2014 with 95k miles. I replaced the nox2 sensor to fix a code. It was great for 30 miles and then it started the countdown. It also now has p249e and p22ee. I’ve topped off the DEF tank, have done a service regen, and driven 90 miles at 80mph. I have torque pro and biscan and it shows soot at 0-3g and nox1 to nox2 is about a 40% reduction with my foot on the pedal (nox1:450-500 and nox2: 250-300). I do find it odd that neither sensor ever drops below 199 ppm. I’m hoping I’m missing something simple. Is there something else that needs to be reset? It seems like the pump/ injector must be working for there to be a drop like that. Is there any other useful information I can get from the scan tools? I’m stumped!


----------



## dmusselm (Jan 21, 2021)

also, torque pro shows these tests as failed. I’m guessing that’s a torque pro bug that is misinterpreting those 16bit minimum values? Or is this a giant clue..


----------



## Detrious (Jul 5, 2017)

So it is doing something if you have some NOx drop between sensor 1 and 2. I'm not sure what % drop is normal as it isn't a % that is required, only that the NOx 2 reading be lower than whatever threshold the EPA says this engine at this speed with this HP rating etc etc etc. That being said I have seen systems on Detroit engines read 98% efficient at reducing NOx so it is possible to get close to 100%. Since it is doing some kind of work, and since you said you have topped off the system with fresh DEF (how much did you add?) I am wondering if your DEF injector is partially clogged. If you've ever done an oil change on this car it is just about a foot behind the oil drain plug, there's a hose that runs to it on the exhaust pipe.
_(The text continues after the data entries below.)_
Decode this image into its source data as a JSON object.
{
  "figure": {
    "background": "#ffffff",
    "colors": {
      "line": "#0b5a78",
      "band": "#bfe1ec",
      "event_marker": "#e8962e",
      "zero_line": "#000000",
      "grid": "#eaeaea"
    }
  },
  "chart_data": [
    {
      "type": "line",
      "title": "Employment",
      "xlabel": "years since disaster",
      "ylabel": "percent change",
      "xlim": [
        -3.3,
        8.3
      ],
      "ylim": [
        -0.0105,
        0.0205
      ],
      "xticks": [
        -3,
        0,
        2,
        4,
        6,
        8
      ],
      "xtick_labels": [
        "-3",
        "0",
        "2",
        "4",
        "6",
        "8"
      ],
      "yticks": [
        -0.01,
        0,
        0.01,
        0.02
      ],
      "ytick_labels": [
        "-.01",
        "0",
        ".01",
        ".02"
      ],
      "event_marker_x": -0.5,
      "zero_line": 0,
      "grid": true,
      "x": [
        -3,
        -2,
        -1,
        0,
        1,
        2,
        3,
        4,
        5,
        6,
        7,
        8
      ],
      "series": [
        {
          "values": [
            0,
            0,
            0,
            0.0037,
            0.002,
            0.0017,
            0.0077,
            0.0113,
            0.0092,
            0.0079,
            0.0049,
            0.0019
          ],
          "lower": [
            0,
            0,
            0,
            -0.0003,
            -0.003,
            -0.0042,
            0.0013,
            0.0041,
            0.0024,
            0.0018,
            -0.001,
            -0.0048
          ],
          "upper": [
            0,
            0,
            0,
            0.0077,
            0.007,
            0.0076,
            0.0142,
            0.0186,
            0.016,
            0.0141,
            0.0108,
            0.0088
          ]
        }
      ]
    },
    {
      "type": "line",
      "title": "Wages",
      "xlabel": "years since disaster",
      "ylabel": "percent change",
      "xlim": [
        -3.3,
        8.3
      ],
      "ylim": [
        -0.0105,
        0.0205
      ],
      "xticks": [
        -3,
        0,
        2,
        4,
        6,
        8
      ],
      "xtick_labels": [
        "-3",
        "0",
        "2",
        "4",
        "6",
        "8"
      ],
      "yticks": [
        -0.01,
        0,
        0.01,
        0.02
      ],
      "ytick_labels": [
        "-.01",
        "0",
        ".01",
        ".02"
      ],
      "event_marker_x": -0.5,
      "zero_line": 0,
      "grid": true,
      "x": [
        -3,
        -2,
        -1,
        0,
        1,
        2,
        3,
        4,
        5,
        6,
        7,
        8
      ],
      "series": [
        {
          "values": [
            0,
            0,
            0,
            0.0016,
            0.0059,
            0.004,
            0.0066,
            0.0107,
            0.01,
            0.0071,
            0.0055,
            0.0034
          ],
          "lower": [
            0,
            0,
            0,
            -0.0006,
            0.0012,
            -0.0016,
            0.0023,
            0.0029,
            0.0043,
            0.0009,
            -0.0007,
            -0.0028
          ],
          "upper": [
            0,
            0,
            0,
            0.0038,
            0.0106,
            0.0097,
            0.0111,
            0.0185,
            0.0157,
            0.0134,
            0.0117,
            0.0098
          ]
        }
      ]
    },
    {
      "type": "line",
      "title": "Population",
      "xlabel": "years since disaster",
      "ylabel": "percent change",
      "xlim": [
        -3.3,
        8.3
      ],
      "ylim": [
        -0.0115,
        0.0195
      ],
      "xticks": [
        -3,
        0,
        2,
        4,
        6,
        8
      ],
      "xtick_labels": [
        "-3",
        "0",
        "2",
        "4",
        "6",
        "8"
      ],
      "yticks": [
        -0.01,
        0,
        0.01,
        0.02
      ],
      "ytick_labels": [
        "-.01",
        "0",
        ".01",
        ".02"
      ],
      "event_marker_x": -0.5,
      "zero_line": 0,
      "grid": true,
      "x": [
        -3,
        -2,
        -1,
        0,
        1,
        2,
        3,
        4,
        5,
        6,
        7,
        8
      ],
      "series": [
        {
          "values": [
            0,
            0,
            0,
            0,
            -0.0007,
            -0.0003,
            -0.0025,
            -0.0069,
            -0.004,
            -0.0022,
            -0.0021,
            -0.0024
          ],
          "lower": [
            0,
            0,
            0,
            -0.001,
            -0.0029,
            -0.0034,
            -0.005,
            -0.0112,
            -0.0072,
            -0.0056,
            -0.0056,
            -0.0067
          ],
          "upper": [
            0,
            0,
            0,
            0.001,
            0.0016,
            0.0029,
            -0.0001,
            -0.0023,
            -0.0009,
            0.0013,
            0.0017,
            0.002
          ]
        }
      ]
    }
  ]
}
I've seen them clog up on larger engines and cause issues. If you decide to check you can take that injector off and look at the tip see if there is any dried white material. Usually it dries in clumps and will almost look like chalk. Look in the hole in the pipe too for any dried DEF. If there is any clean it with warm water and put it back together then see what you get on your NOx readings.

Also, using BiScan or Gretio apps you can reset NOx data for when you need to change sensors. I don't know if that is absolutely required to do or not though.


----------



## dmusselm (Jan 21, 2021)

Awesome advice. I will do that first thing tomorrow. Thanks.


----------



## dmusselm (Jan 21, 2021)

Not sure what did it. I drove 100 highway miles with countdown going and the light wouldn’t turn off. Then I did a service regen, topped off DEF, fresh fuel, reset all the sensors, cleaned injector. I was 60 miles and 3 trips into being limited at 65 mph when the light turned off.


----------



## Detrious (Jul 5, 2017)

How did the injector look? Any deposits?


----------



## dmusselm (Jan 21, 2021)

Detrious said:


> How did the injector look? Any deposits?


No it wasn’t bad at all. And none of the sensor data seemed to change. I don’t know what “resetting nox sensor” does but I’m half convinced that’s all I needed to do.


----------